We'd take the train down to the city, and does it ever need another name or an introduction, that city? Then we'd be in my favorite place, Grand Central, and we'd run downstairs and hop one of the express trains downtown to Union Square where we'd wander the Greenmarket and I'd probably still be able to get some of my favorite apples from someone's cold cellar. I'd buy nuts from one of the street vendors. We'd go to Dean and Deluca's (again), because it's my New York ritual and I have to. I mean (of course) the one on Price Street, so that afterward we could go to HousingWorks bookstore and Kate's Paperie, and of course we would not have wandered to Dean and Deluca's without stopping at my other New York ritual, The Strand where with any luck I could finally buy myself a used copy of Claudia Fleming's cookbook and if my Hamptons-house-having friends could host actually eat some Claudia Fleming dessert. Right now. But in New York I'd cut across the Village to the Haagen Daaz by Carmine street and begin wandering the West Village looking for McNulty's. I'd go to Brooklyn. Walk through Prospect Park with my friends. Eat at Sea, and go to the bar with the really good burlesque, and order a pint of Yuengling and then a pint of Lager and drink them slowly. I'd actually visit the Doughnut Plant. I'd go to Fabiane's for some chocolate mousse. I'd remember how the streets smell and how they feel. How it feels to go rushing around like there's always someplace better you have to be, how it feels to put on that stone mask a simple act like getting to work requires, how it feels to be on the train clacketying through the center platform, on your way somewhere, now. How it feels to want so badly to be on your way somewhere. How it feels to be stuck.

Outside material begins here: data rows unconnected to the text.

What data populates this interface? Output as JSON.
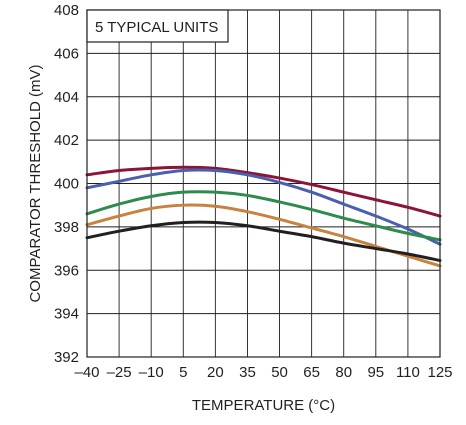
{
  "chart_data": {
    "type": "line",
    "title": "",
    "annotation": "5 TYPICAL UNITS",
    "xlabel": "TEMPERATURE (°C)",
    "ylabel": "COMPARATOR THRESHOLD (mV)",
    "xlim": [
      -40,
      125
    ],
    "ylim": [
      392,
      408
    ],
    "xticks": [
      -40,
      -25,
      -10,
      5,
      20,
      35,
      50,
      65,
      80,
      95,
      110,
      125
    ],
    "xtick_labels": [
      "–40",
      "–25",
      "–10",
      "5",
      "20",
      "35",
      "50",
      "65",
      "80",
      "95",
      "110",
      "125"
    ],
    "yticks": [
      392,
      394,
      396,
      398,
      400,
      402,
      404,
      406,
      408
    ],
    "ytick_labels": [
      "392",
      "394",
      "396",
      "398",
      "400",
      "402",
      "404",
      "406",
      "408"
    ],
    "grid": true,
    "x": [
      -40,
      -25,
      -10,
      5,
      20,
      35,
      50,
      65,
      80,
      95,
      110,
      125
    ],
    "series": [
      {
        "color": "#8b1538",
        "values": [
          400.4,
          400.6,
          400.7,
          400.75,
          400.7,
          400.5,
          400.25,
          399.95,
          399.6,
          399.25,
          398.9,
          398.5
        ]
      },
      {
        "color": "#4a5fb0",
        "values": [
          399.8,
          400.1,
          400.4,
          400.6,
          400.6,
          400.4,
          400.05,
          399.6,
          399.05,
          398.5,
          397.9,
          397.2
        ]
      },
      {
        "color": "#2e8b4e",
        "values": [
          398.6,
          399.05,
          399.4,
          399.6,
          399.6,
          399.45,
          399.15,
          398.8,
          398.4,
          398.05,
          397.7,
          397.4
        ]
      },
      {
        "color": "#c8823f",
        "values": [
          398.1,
          398.5,
          398.85,
          399.0,
          398.95,
          398.7,
          398.35,
          397.95,
          397.55,
          397.1,
          396.65,
          396.2
        ]
      },
      {
        "color": "#231f20",
        "values": [
          397.5,
          397.8,
          398.05,
          398.2,
          398.2,
          398.05,
          397.8,
          397.55,
          397.25,
          397.0,
          396.75,
          396.45
        ]
      }
    ]
  }
}
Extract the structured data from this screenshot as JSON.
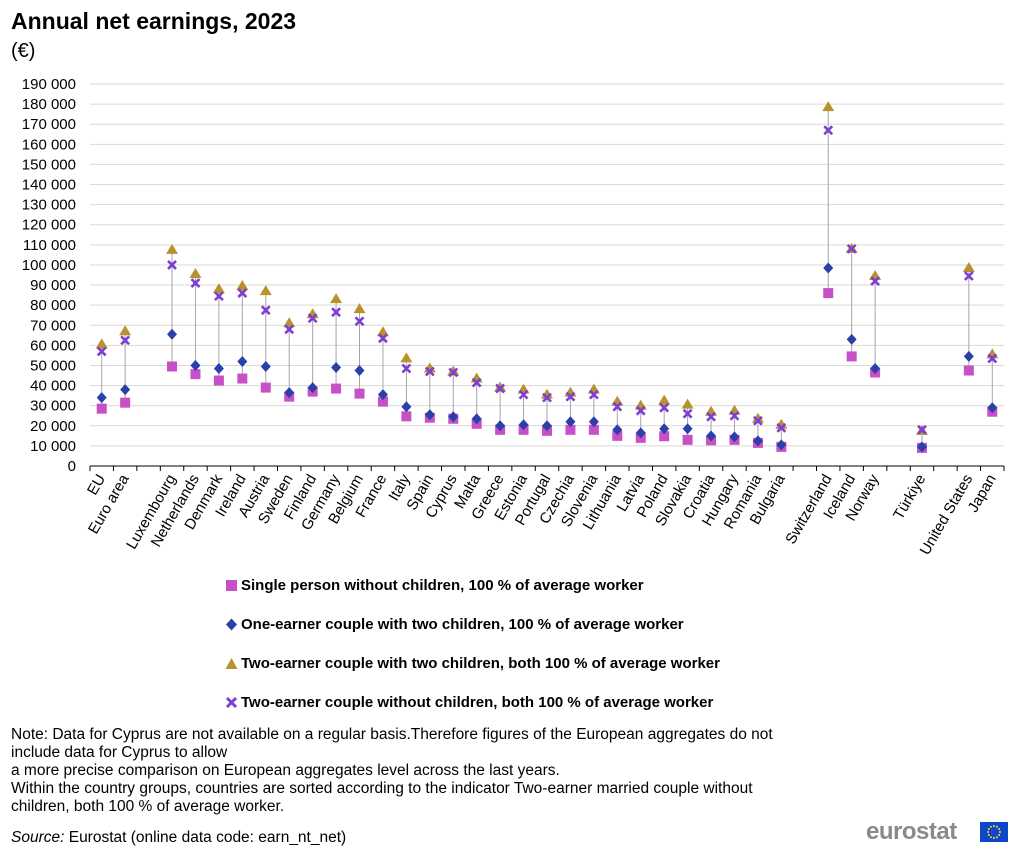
{
  "header": {
    "title": "Annual net earnings, 2023",
    "subtitle": "(€)"
  },
  "chart_data": {
    "type": "scatter",
    "title": "Annual net earnings, 2023",
    "ylabel": "(€)",
    "ylim": [
      0,
      190000
    ],
    "ytick_step": 10000,
    "ytick_labels": [
      "0",
      "10 000",
      "20 000",
      "30 000",
      "40 000",
      "50 000",
      "60 000",
      "70 000",
      "80 000",
      "90 000",
      "100 000",
      "110 000",
      "120 000",
      "130 000",
      "140 000",
      "150 000",
      "160 000",
      "170 000",
      "180 000",
      "190 000"
    ],
    "grid": true,
    "range_lines": true,
    "legend_position": "bottom",
    "categories": [
      "EU",
      "Euro area",
      "",
      "Luxembourg",
      "Netherlands",
      "Denmark",
      "Ireland",
      "Austria",
      "Sweden",
      "Finland",
      "Germany",
      "Belgium",
      "France",
      "Italy",
      "Spain",
      "Cyprus",
      "Malta",
      "Greece",
      "Estonia",
      "Portugal",
      "Czechia",
      "Slovenia",
      "Lithuania",
      "Latvia",
      "Poland",
      "Slovakia",
      "Croatia",
      "Hungary",
      "Romania",
      "Bulgaria",
      "",
      "Switzerland",
      "Iceland",
      "Norway",
      "",
      "Türkiye",
      "",
      "United States",
      "Japan"
    ],
    "series": [
      {
        "name": "Single person without children, 100 % of average worker",
        "marker": "square",
        "color": "#c74fc7",
        "values": [
          28500,
          31500,
          null,
          49500,
          45700,
          42500,
          43500,
          39000,
          34500,
          37000,
          38500,
          36000,
          32000,
          24700,
          24000,
          23500,
          21000,
          18000,
          18000,
          17500,
          18000,
          18000,
          15000,
          14000,
          14800,
          13000,
          12800,
          13000,
          11500,
          9500,
          null,
          86000,
          54500,
          46500,
          null,
          9000,
          null,
          47500,
          27000
        ]
      },
      {
        "name": "One-earner couple with two children, 100 % of average worker",
        "marker": "diamond",
        "color": "#2a3fa8",
        "values": [
          34000,
          38000,
          null,
          65500,
          50000,
          48500,
          52000,
          49500,
          36500,
          39000,
          49000,
          47500,
          35500,
          29500,
          25500,
          24500,
          23500,
          20000,
          20500,
          20000,
          22000,
          22000,
          18000,
          16500,
          18500,
          18500,
          15000,
          14500,
          12500,
          10500,
          null,
          98500,
          63000,
          48500,
          null,
          9500,
          null,
          54500,
          29000
        ]
      },
      {
        "name": "Two-earner couple with two children, both 100 % of average worker",
        "marker": "triangle",
        "color": "#b8922f",
        "values": [
          60500,
          67000,
          null,
          107500,
          95500,
          88000,
          89500,
          87000,
          71000,
          75500,
          83000,
          78000,
          66500,
          53500,
          48500,
          47000,
          43500,
          39000,
          38000,
          35500,
          36500,
          38000,
          32000,
          30000,
          32500,
          30500,
          27000,
          27500,
          23500,
          20500,
          null,
          178500,
          108000,
          94500,
          null,
          17500,
          null,
          98500,
          55500
        ]
      },
      {
        "name": "Two-earner couple without children, both 100 % of average worker",
        "marker": "cross",
        "color": "#7d3fd0",
        "values": [
          57000,
          62500,
          null,
          100000,
          91000,
          84500,
          86000,
          77500,
          68000,
          73500,
          76500,
          72000,
          63500,
          48500,
          47000,
          46500,
          41500,
          38500,
          35500,
          34000,
          34500,
          35500,
          29500,
          27500,
          29000,
          26000,
          24500,
          25000,
          22500,
          19000,
          null,
          167000,
          108000,
          92000,
          null,
          18000,
          null,
          94500,
          53500
        ]
      }
    ]
  },
  "legend": {
    "items": [
      {
        "label": "Single person without children, 100 % of average worker"
      },
      {
        "label": "One-earner couple with two children, 100 % of average worker"
      },
      {
        "label": "Two-earner couple with two children, both 100 % of average worker"
      },
      {
        "label": "Two-earner couple without children, both 100 % of average worker"
      }
    ]
  },
  "note": {
    "lines": [
      "Note: Data for Cyprus are not available on a regular basis.Therefore figures of the European aggregates do not",
      "include data for Cyprus to allow",
      "a more precise comparison on European aggregates level across the last years.",
      "Within the country groups, countries are sorted according to the indicator Two-earner married couple without",
      "children, both 100 % of average worker."
    ]
  },
  "source": {
    "label": "Source:",
    "text": " Eurostat (online data code: earn_nt_net)"
  },
  "logo": {
    "text": "eurostat"
  }
}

I would ride the yellow trains all the way out to Coney Island and stand in that sand ditch, right at the point where the people are hidden and when you look straight ahead all you can see is sand and then ocean. The East Coast.

Maybe it's okay if someone else is doing these things right now. If some other girl is buying roasted nuts on her way home from work. If someone is having a pint with his buddy at Enid's or that black and red bar down by the L train. Some other cute baker is eating at North Fork tonight, or at Sea, or is just walking around listening to the crazy rush of New York and daydreaming of how the fog looks when it hangs low over the Golden Gate Bridge and it feels so good to be in the bright blue air and walking down Marina Blvd after a day of making cupcakes.



I've been doing lots of fiction-writing and it makes me introspective. But maybe it's just the heat, the way tonight feels like a thousand nights spent on the other side of the country.